Improvements required

The DSV feedback includes comments on the handling of indication changes during the authorisation procedure. The current draft of the implementing regulation stipulates that the Joint Clinical Assessment (JCA) subgroup should decide whether the joint clinical assessment should be continued or restarted if there is a change in the therapeutic indication during the centralised procedure compared to the original application for marketing authorisation.

 

To ensure that joint clinical assessments are accurate, relevant, of high quality and based on the best scientific evidence available at the time, the DSV believes it is important that the conditions and procedural steps for updating these assessments are defined. However, from the point of view of the DSV, there is a lack of clarity regarding the deadlines for updating the joint assessment. These are not specified in more detail in the event of a necessary revision of the scope.

 

The DSV is also concerned about the distortions that can arise from the fact that the Health Technology Developer (HTD) can proactively submit new data without simultaneously submitting potentially negative results. This arrangement appears attractive to a developer if the newly obtained data could improve the HTA result. In the view of the DSV, this regulation should therefore be cancelled.

 

DSV comments on these and other aspects in its Feedback.

Background EU-HTA

With the help of HTA, the added value of new health technologies can be assessed in comparison to current standard therapy. Up to now, HTA procedures occurred solely at national level, which meant that health technology developers had to submit their documents several times and sometimes in different formats for the evaluation procedures in the individual member states.

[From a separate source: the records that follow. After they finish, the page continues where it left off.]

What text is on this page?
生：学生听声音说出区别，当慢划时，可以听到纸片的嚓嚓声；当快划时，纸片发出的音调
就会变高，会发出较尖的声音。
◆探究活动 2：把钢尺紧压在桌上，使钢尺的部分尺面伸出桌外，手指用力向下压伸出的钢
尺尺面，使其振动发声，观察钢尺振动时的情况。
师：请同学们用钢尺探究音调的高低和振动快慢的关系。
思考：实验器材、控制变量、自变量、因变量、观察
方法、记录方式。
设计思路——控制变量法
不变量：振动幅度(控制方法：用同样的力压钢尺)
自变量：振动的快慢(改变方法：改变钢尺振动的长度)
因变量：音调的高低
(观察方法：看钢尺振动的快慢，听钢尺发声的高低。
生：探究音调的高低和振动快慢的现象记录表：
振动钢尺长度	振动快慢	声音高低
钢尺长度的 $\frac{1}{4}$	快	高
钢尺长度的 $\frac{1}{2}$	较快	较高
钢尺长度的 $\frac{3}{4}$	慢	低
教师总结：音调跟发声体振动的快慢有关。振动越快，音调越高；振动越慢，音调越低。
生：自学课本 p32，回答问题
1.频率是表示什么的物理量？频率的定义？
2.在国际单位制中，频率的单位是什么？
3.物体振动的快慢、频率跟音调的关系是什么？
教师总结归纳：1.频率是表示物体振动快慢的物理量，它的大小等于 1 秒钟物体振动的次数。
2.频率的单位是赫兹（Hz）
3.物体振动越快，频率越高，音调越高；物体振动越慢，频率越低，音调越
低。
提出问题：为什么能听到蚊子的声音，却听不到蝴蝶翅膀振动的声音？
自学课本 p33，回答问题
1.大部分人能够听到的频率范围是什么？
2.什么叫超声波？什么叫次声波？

The EU-HTA procedure is intended to reduce this administrative burden for developers and improve the quality of assessments in accordance with the international standards of evidence-based medicine. The joint assessment will provide national HTA organisations with scientific information that they can use in their decisions on pricing and reimbursement for a health technology. It was important to the DSV that the national HTA organisations can decide for themselves to what extent they use and adopt the European assessment results.